Siginews.com-Lifestyle – Belum lama ini penipuan menggunakan AI semakin marak.
Banyak suatu hubungan, seperti pernikahan yang rusak akibat tipuan AI yang sangat handal dalam meniru manusia.
Untuk menghindari hal tersebut, Anda harus mulai melakukan sesuatu agar tidak menjadi korban penipuan.
Berikut empat tips yang bisa Anda ikuti, di antaranya:
1. Family Code
Yang bisa Anda lakukan pertama kali adalah membuat family code.

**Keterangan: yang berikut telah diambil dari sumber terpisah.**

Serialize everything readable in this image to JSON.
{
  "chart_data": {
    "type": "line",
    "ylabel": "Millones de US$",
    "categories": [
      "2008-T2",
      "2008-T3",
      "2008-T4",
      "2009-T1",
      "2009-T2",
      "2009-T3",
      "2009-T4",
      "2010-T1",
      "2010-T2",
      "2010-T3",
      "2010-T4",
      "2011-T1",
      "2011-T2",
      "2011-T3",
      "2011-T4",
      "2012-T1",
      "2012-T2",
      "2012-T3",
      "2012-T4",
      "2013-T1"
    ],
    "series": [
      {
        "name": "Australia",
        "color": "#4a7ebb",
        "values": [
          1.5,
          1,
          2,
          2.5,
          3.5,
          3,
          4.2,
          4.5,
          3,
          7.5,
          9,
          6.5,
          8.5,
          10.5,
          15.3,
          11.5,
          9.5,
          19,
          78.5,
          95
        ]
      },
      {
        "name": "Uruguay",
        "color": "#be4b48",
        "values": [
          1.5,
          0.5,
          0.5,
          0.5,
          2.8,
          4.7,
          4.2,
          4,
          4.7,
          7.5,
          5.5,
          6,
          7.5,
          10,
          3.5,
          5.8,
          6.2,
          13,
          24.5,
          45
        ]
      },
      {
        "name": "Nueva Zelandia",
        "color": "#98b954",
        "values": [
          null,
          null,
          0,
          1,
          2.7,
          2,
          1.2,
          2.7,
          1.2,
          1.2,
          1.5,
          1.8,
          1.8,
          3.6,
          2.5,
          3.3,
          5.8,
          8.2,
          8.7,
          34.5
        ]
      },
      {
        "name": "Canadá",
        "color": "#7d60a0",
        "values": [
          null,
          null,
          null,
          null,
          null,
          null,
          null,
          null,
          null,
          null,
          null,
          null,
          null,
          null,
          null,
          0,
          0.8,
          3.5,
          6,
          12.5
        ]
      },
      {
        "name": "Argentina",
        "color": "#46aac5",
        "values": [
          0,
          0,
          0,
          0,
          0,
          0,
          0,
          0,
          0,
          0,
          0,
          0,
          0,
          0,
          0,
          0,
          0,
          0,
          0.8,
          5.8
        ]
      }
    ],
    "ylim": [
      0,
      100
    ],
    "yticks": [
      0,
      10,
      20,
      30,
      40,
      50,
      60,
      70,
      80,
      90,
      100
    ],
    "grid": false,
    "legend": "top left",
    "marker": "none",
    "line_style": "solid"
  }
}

Dimana terdapat suatu kata yang menjadi penanda atau kode bahwa yang sedang berkomunikasi dengan Anda adalah benar-benar anggota keluarga.
Misalnya, saat Anda mengatakan “pisang goreng” akan dijawab “manis”.

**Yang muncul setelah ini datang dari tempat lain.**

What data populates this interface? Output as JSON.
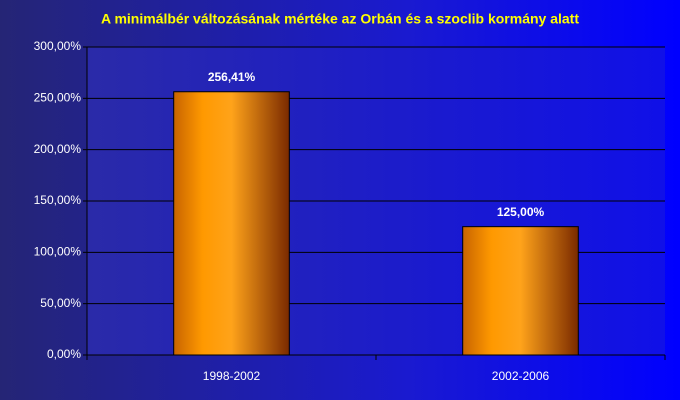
{
  "chart_data": {
    "type": "bar",
    "title": "A minimálbér változásának mértéke az Orbán és a szoclib kormány alatt",
    "categories": [
      "1998-2002",
      "2002-2006"
    ],
    "values": [
      256.41,
      125
    ],
    "value_labels": [
      "256,41%",
      "125,00%"
    ],
    "color": "#ff9900",
    "ylim": [
      0,
      300
    ],
    "yticks": [
      {
        "value": 0,
        "label": "0,00%"
      },
      {
        "value": 50,
        "label": "50,00%"
      },
      {
        "value": 100,
        "label": "100,00%"
      },
      {
        "value": 150,
        "label": "150,00%"
      },
      {
        "value": 200,
        "label": "200,00%"
      },
      {
        "value": 250,
        "label": "250,00%"
      },
      {
        "value": 300,
        "label": "300,00%"
      }
    ],
    "grid": true
  }
}
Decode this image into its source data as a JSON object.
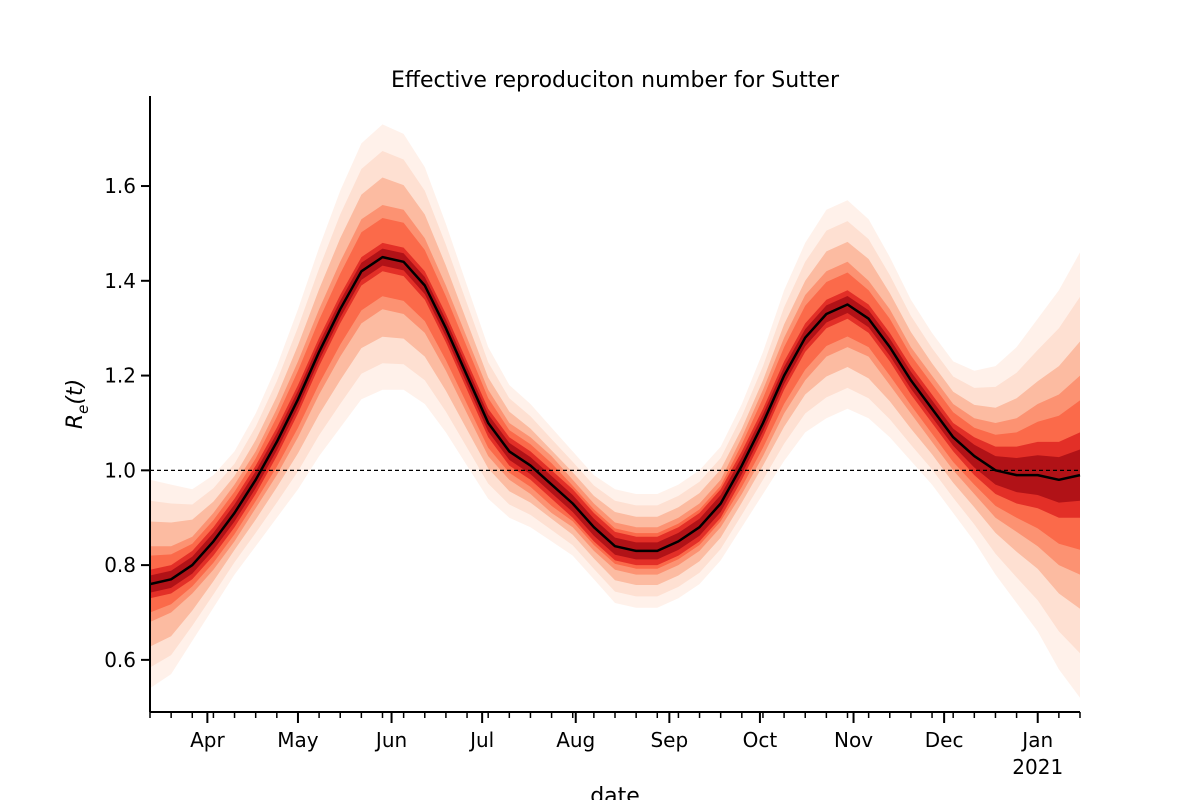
{
  "chart_data": {
    "type": "area",
    "title": "Effective reproduciton number for Sutter",
    "xlabel": "date",
    "ylabel": "R_e(t)",
    "ylabel_parts": {
      "base": "R",
      "subscript": "e",
      "suffix": "(t)"
    },
    "xlim": [
      "2020-03-13",
      "2021-01-15"
    ],
    "ylim": [
      0.49,
      1.79
    ],
    "y_ticks": [
      "0.6",
      "0.8",
      "1.0",
      "1.2",
      "1.4",
      "1.6"
    ],
    "y_tick_values": [
      0.6,
      0.8,
      1.0,
      1.2,
      1.4,
      1.6
    ],
    "x_ticks": [
      {
        "date": "2020-04-01",
        "label": "Apr",
        "sublabel": ""
      },
      {
        "date": "2020-05-01",
        "label": "May",
        "sublabel": ""
      },
      {
        "date": "2020-06-01",
        "label": "Jun",
        "sublabel": ""
      },
      {
        "date": "2020-07-01",
        "label": "Jul",
        "sublabel": ""
      },
      {
        "date": "2020-08-01",
        "label": "Aug",
        "sublabel": ""
      },
      {
        "date": "2020-09-01",
        "label": "Sep",
        "sublabel": ""
      },
      {
        "date": "2020-10-01",
        "label": "Oct",
        "sublabel": ""
      },
      {
        "date": "2020-11-01",
        "label": "Nov",
        "sublabel": ""
      },
      {
        "date": "2020-12-01",
        "label": "Dec",
        "sublabel": ""
      },
      {
        "date": "2021-01-01",
        "label": "Jan",
        "sublabel": "2021"
      }
    ],
    "reference_line": {
      "y": 1.0,
      "style": "dashed"
    },
    "grid": false,
    "colors": {
      "median": "#000000",
      "band_outer": "#fee0d2",
      "band_mid": "#fb6a4a",
      "band_inner": "#b11217"
    },
    "median": {
      "x": [
        "2020-03-13",
        "2020-03-20",
        "2020-03-27",
        "2020-04-03",
        "2020-04-10",
        "2020-04-17",
        "2020-04-24",
        "2020-05-01",
        "2020-05-08",
        "2020-05-15",
        "2020-05-22",
        "2020-05-29",
        "2020-06-05",
        "2020-06-12",
        "2020-06-19",
        "2020-06-26",
        "2020-07-03",
        "2020-07-10",
        "2020-07-17",
        "2020-07-24",
        "2020-07-31",
        "2020-08-07",
        "2020-08-14",
        "2020-08-21",
        "2020-08-28",
        "2020-09-04",
        "2020-09-11",
        "2020-09-18",
        "2020-09-25",
        "2020-10-02",
        "2020-10-09",
        "2020-10-16",
        "2020-10-23",
        "2020-10-30",
        "2020-11-06",
        "2020-11-13",
        "2020-11-20",
        "2020-11-27",
        "2020-12-04",
        "2020-12-11",
        "2020-12-18",
        "2020-12-25",
        "2021-01-01",
        "2021-01-08",
        "2021-01-15"
      ],
      "y": [
        0.76,
        0.77,
        0.8,
        0.85,
        0.91,
        0.98,
        1.06,
        1.15,
        1.25,
        1.34,
        1.42,
        1.45,
        1.44,
        1.39,
        1.3,
        1.2,
        1.1,
        1.04,
        1.01,
        0.97,
        0.93,
        0.88,
        0.84,
        0.83,
        0.83,
        0.85,
        0.88,
        0.93,
        1.01,
        1.1,
        1.2,
        1.28,
        1.33,
        1.35,
        1.32,
        1.26,
        1.19,
        1.13,
        1.07,
        1.03,
        1.0,
        0.99,
        0.99,
        0.98,
        0.99
      ]
    },
    "band_halfwidth": {
      "inner": [
        0.03,
        0.03,
        0.03,
        0.03,
        0.03,
        0.03,
        0.03,
        0.03,
        0.03,
        0.03,
        0.03,
        0.03,
        0.03,
        0.03,
        0.03,
        0.03,
        0.03,
        0.03,
        0.03,
        0.03,
        0.03,
        0.03,
        0.03,
        0.03,
        0.03,
        0.03,
        0.03,
        0.03,
        0.03,
        0.03,
        0.03,
        0.03,
        0.03,
        0.03,
        0.03,
        0.03,
        0.03,
        0.03,
        0.03,
        0.04,
        0.05,
        0.06,
        0.07,
        0.08,
        0.09
      ],
      "mid": [
        0.08,
        0.07,
        0.06,
        0.06,
        0.06,
        0.06,
        0.07,
        0.08,
        0.09,
        0.1,
        0.11,
        0.11,
        0.11,
        0.1,
        0.09,
        0.08,
        0.07,
        0.06,
        0.06,
        0.06,
        0.05,
        0.05,
        0.05,
        0.05,
        0.05,
        0.05,
        0.05,
        0.05,
        0.06,
        0.07,
        0.08,
        0.09,
        0.09,
        0.09,
        0.08,
        0.08,
        0.07,
        0.07,
        0.07,
        0.08,
        0.1,
        0.12,
        0.15,
        0.18,
        0.21
      ],
      "outer": [
        0.22,
        0.2,
        0.16,
        0.14,
        0.13,
        0.14,
        0.16,
        0.19,
        0.22,
        0.25,
        0.27,
        0.28,
        0.27,
        0.25,
        0.22,
        0.19,
        0.16,
        0.14,
        0.13,
        0.12,
        0.11,
        0.11,
        0.12,
        0.12,
        0.12,
        0.12,
        0.12,
        0.12,
        0.13,
        0.15,
        0.18,
        0.2,
        0.22,
        0.22,
        0.21,
        0.19,
        0.17,
        0.16,
        0.16,
        0.18,
        0.22,
        0.27,
        0.33,
        0.4,
        0.47
      ]
    }
  }
}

Hal ini untuk mencegah penipuan melalui telepon yang menggunakan bantuan AI dalam meniru suara anggota keluarga Anda.
2. Catat Hal-Hal Fisik
Misalnya, dengan mencatat atau sekadar mengingat warna/model baju yang dikenakan oleh anggota keluarga Anda.

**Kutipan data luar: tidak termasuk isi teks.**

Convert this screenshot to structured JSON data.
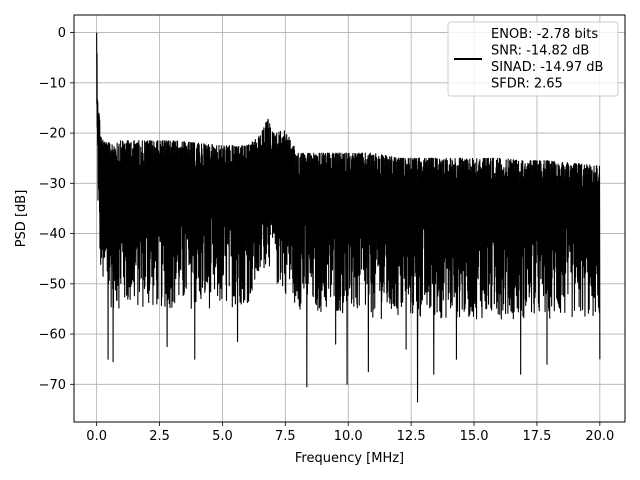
{
  "chart_data": {
    "type": "line",
    "xlabel": "Frequency [MHz]",
    "ylabel": "PSD [dB]",
    "xlim": [
      -0.9,
      21.0
    ],
    "ylim": [
      -77.5,
      3.5
    ],
    "xticks": [
      0.0,
      2.5,
      5.0,
      7.5,
      10.0,
      12.5,
      15.0,
      17.5,
      20.0
    ],
    "xtick_labels": [
      "0.0",
      "2.5",
      "5.0",
      "7.5",
      "10.0",
      "12.5",
      "15.0",
      "17.5",
      "20.0"
    ],
    "yticks": [
      0,
      -10,
      -20,
      -30,
      -40,
      -50,
      -60,
      -70
    ],
    "ytick_labels": [
      "0",
      "−10",
      "−20",
      "−30",
      "−40",
      "−50",
      "−60",
      "−70"
    ],
    "grid": true,
    "legend_position": "top-right",
    "series": [
      {
        "name": "ENOB: -2.78 bits\nSNR: -14.82 dB\nSINAD: -14.97 dB\nSFDR: 2.65",
        "color": "#000000",
        "envelope": {
          "x": [
            0.0,
            0.05,
            0.1,
            0.2,
            0.4,
            1.0,
            2.0,
            3.0,
            4.0,
            5.0,
            6.0,
            6.5,
            6.8,
            7.0,
            7.5,
            8.0,
            9.0,
            10.0,
            11.0,
            12.0,
            13.0,
            14.0,
            15.0,
            16.0,
            17.0,
            18.0,
            19.0,
            20.0
          ],
          "upper": [
            0.0,
            -12.0,
            -16.0,
            -21.0,
            -22.0,
            -21.5,
            -21.5,
            -21.5,
            -22.0,
            -22.5,
            -22.5,
            -20.5,
            -17.0,
            -20.0,
            -19.5,
            -24.0,
            -24.0,
            -24.0,
            -24.0,
            -25.0,
            -25.0,
            -25.0,
            -25.0,
            -25.0,
            -25.5,
            -25.5,
            -26.0,
            -26.5
          ],
          "lower": [
            -20.0,
            -35.0,
            -45.0,
            -50.0,
            -55.0,
            -55.0,
            -55.0,
            -55.0,
            -55.0,
            -55.0,
            -54.0,
            -50.0,
            -45.0,
            -50.0,
            -52.0,
            -55.0,
            -56.0,
            -56.0,
            -57.0,
            -57.0,
            -57.0,
            -57.0,
            -57.0,
            -57.0,
            -57.0,
            -57.0,
            -57.0,
            -57.0
          ]
        },
        "dips": [
          {
            "x": 0.45,
            "y": -65.0
          },
          {
            "x": 0.65,
            "y": -65.5
          },
          {
            "x": 2.8,
            "y": -62.5
          },
          {
            "x": 3.9,
            "y": -65.0
          },
          {
            "x": 5.6,
            "y": -61.5
          },
          {
            "x": 8.35,
            "y": -70.5
          },
          {
            "x": 9.5,
            "y": -62.0
          },
          {
            "x": 9.95,
            "y": -70.0
          },
          {
            "x": 10.8,
            "y": -67.5
          },
          {
            "x": 12.3,
            "y": -63.0
          },
          {
            "x": 12.75,
            "y": -73.5
          },
          {
            "x": 13.4,
            "y": -68.0
          },
          {
            "x": 14.3,
            "y": -65.0
          },
          {
            "x": 16.85,
            "y": -68.0
          },
          {
            "x": 17.9,
            "y": -66.0
          },
          {
            "x": 20.0,
            "y": -65.0
          }
        ]
      }
    ]
  }
}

Hal ini untuk mencegah adanya penipuan melalui video call maupun fitnah yang menggunakan bantuan AI dalam meniru tubuh anggota keluarga Anda.
3. Rules 24 Jam Pengecekan Asli/Palsu
Di masa maraknya AI seperti saat ini, Anda perlu membuat kesepakatan dengan pasangan maupun keluarga Anda.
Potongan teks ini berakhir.